Miles floundered from a dream of his hostess's hair which, if not exactly erotic, was embarrassingly sensual. Unbound from the severe style she'd favored yesterday, it had revealed itself a rich dark brown with amber highlights, a mass of silk flowing coolly through his stubby hands—he presumed they were his hands, it had been his dream, after all. I woke up too soon. Rats. At least the vision had not been tinged with any of the gory grotesqueries of his occasional nightmares, from which he came awake cold and damp, with heart racing. He was warm and comfortable, in the silly elaborate grav-bed she had insisted on producing for him.

It wasn't Madame Vorsoisson's fault that she happened to belong to a certain physical type that set off old resonances in Miles's memory. Some men harbored obsessions about much stranger things … his own fixation, he had long ago ruefully recognized, was on long cool brunettes with expressions of quiet reserve and warm alto voices. True, on a world where people altered their faces and bodies almost as casually as they altered their wardrobes, there was nothing in the least unusual about her beauty. Till one remembered she wasn't from here, and realized her ivory-skinned features were almost certainly untouched by modification. . . . Had she recognized his idiot-babble, last night on her balcony, as suppressed sexual panic? Had that odd remark about a Vor woman's duties been an oblique warning to him to back off? But he hadn't been on, he didn't think. Was he that transparent?

Miles had realized within five minutes of his arrival that he should probably not have let the genial and expansive Vorthys bully him into accompanying him downside, but the man seemed constitutionally incapable of not sharing a treat. That the pleasures of this family reunion might not be equally enjoyed by an awkward outsider—or the family into which he'd been thrust—had clearly never occurred to the Professor.

Miles sighed envy of his host. Administrator Vorsoisson seemed to have achieved a perfect little Vor clan. Of course, he'd had the wit to start a decade ago. The arrival of galactic sex-selection technologies had resulted in a shortage of female births on Barrayar. This dearth of women had reached its lowest ebb in Miles's generation, though parents seemed to be coming back to their senses now. Still, every Vor woman Miles knew close to his own age was already married, and had been for years. Was he going to have to wait another twenty years for his own bride?

If necessary. No lusting after married women, boy. You're an Imperial Auditor now. The nine Imperial Auditors were expected to be models of rectitude and respectability. He could not recall ever hearing of any kind of sex scandal touching one of Emperor Gregor's handpicked agent-observers. Of course not. All the rest of the Auditors are eighty years old and have been married for fifty of 'em. He snorted. Besides, she probably thought he was a mutant, though thankfully she'd been too polite to say so. To his face.

So find out if she has a sister, eh?

He wallowed out of the grav-bed's indolence-inducing clutches and sat up, forcing his mind to switch gears. At a conservative guess, a couple hundred thousand words of new data on the soletta accident and its consequences would be incoming this shift. He would, he decided, start with a cold shower.
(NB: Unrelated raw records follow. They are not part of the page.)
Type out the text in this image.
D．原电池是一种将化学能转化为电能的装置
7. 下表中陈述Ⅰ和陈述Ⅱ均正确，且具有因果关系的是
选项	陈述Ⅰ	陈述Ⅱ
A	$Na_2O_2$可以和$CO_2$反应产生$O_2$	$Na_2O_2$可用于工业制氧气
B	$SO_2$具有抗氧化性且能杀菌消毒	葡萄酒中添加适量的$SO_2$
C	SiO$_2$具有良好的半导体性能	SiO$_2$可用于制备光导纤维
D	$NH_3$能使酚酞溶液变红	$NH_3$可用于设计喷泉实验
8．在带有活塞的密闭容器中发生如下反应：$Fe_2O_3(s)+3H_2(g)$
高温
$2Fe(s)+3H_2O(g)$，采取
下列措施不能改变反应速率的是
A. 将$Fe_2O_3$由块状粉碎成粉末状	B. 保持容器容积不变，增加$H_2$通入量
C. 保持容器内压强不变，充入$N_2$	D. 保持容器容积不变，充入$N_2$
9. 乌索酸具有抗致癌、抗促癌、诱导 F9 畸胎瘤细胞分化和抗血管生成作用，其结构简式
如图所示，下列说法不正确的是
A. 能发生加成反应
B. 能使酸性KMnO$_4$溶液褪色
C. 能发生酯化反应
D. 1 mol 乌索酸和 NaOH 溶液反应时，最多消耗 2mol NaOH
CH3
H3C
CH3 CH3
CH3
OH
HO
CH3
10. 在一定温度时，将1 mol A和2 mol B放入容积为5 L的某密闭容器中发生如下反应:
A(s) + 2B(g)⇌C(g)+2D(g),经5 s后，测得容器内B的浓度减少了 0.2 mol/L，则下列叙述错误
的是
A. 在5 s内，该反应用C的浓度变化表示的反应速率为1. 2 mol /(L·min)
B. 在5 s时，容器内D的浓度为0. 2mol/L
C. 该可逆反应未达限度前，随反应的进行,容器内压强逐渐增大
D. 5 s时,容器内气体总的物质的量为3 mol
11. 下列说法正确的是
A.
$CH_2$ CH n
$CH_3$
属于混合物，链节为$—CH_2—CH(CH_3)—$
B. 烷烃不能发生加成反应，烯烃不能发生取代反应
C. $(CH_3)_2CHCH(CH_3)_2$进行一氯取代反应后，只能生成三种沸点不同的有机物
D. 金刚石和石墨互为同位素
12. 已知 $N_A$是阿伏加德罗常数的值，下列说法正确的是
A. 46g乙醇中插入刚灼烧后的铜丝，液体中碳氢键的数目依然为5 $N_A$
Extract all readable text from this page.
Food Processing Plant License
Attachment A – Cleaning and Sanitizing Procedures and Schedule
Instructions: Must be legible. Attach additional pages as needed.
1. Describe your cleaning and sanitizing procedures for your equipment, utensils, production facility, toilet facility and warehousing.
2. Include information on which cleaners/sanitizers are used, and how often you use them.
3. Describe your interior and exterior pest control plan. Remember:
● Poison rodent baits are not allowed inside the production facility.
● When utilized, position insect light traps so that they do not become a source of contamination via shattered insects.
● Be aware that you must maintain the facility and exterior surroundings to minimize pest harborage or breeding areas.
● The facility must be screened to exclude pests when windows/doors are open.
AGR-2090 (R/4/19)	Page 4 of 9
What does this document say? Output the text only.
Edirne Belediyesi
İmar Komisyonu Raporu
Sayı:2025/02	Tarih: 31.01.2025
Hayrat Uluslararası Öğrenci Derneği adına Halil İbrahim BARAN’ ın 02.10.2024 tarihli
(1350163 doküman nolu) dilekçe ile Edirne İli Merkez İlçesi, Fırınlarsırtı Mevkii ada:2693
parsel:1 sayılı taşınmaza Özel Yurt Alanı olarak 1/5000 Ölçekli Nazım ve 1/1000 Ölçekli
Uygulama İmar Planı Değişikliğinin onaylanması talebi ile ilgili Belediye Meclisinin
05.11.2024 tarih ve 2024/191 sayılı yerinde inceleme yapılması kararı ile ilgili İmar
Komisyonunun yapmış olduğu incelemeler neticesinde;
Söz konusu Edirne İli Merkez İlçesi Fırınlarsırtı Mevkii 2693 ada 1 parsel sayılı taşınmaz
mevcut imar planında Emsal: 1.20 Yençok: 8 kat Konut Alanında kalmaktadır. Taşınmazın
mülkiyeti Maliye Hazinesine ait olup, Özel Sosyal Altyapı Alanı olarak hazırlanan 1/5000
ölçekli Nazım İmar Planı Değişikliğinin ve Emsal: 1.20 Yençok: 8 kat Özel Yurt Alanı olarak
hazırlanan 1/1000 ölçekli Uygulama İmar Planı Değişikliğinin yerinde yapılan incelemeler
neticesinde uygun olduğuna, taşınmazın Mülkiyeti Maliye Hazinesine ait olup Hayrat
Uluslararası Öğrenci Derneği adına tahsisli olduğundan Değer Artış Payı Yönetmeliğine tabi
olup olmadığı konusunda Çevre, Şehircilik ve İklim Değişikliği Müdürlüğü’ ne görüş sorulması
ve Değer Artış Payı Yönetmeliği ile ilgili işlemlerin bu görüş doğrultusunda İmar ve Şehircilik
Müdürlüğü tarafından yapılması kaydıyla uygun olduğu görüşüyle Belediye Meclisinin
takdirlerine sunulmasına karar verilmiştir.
No comfortable ship-knits today. After selecting among the three new formal civilian suits he'd packed along from Barrayar—in shades of gray, gray, and gray—Miles combed his damp hair neatly and sauntered out to Madame Vorsoisson's kitchen, from which voices and the perfume of coffee wafted. There he found Nikolai munching Barrayaran-style groats and milk, Administrator Vorsoisson fully dressed and apparently on the verge of leaving, and Professor Vorthys, still in pajamas, sorting through a new array of data disks and frowning. A glass of pink fruit juice sat untasted at his elbow. He looked up and said, 'Ah, good morning, Miles. Glad you're up,' seconded by Vorsoisson's polite, 'Good morning, Lord Vorkosigan. I trust you slept well?'

'Fine, thanks. What's up, Professor?'

'Your comm link arrived from ImpSec's local office.' Vorthys pointed to the device beside his plate. 'I notice they didn't send me one.'

Miles grimaced. 'Your father was not so famous in the Komarran conquest.'

'True,' agreed Vorthys. 'The old gentleman fell in that odd generation between the wars, too young to fight the Cetagandans, too old to aggress on the poor Komarrans. This lack of military opportunity was a source of great personal regret to him, we children were given to understand.'

Miles strapped the comm link onto his left wrist. It represented a compromise between himself and ImpSec Serifosa, which would otherwise be responsible for his health here. ImpSec had wanted to err on the side of caution and surround him with an inconvenient mob of bodyguards. Miles had ventured to test his Imperial Auditor's authority by ordering them to stay out of his hair; to his delight, it had worked. But the link gave him a straight line to ImpSec, and tracked his location—he tried not to feel like an experimental animal released into the wild. 'And what are those?' He nodded to the data disks.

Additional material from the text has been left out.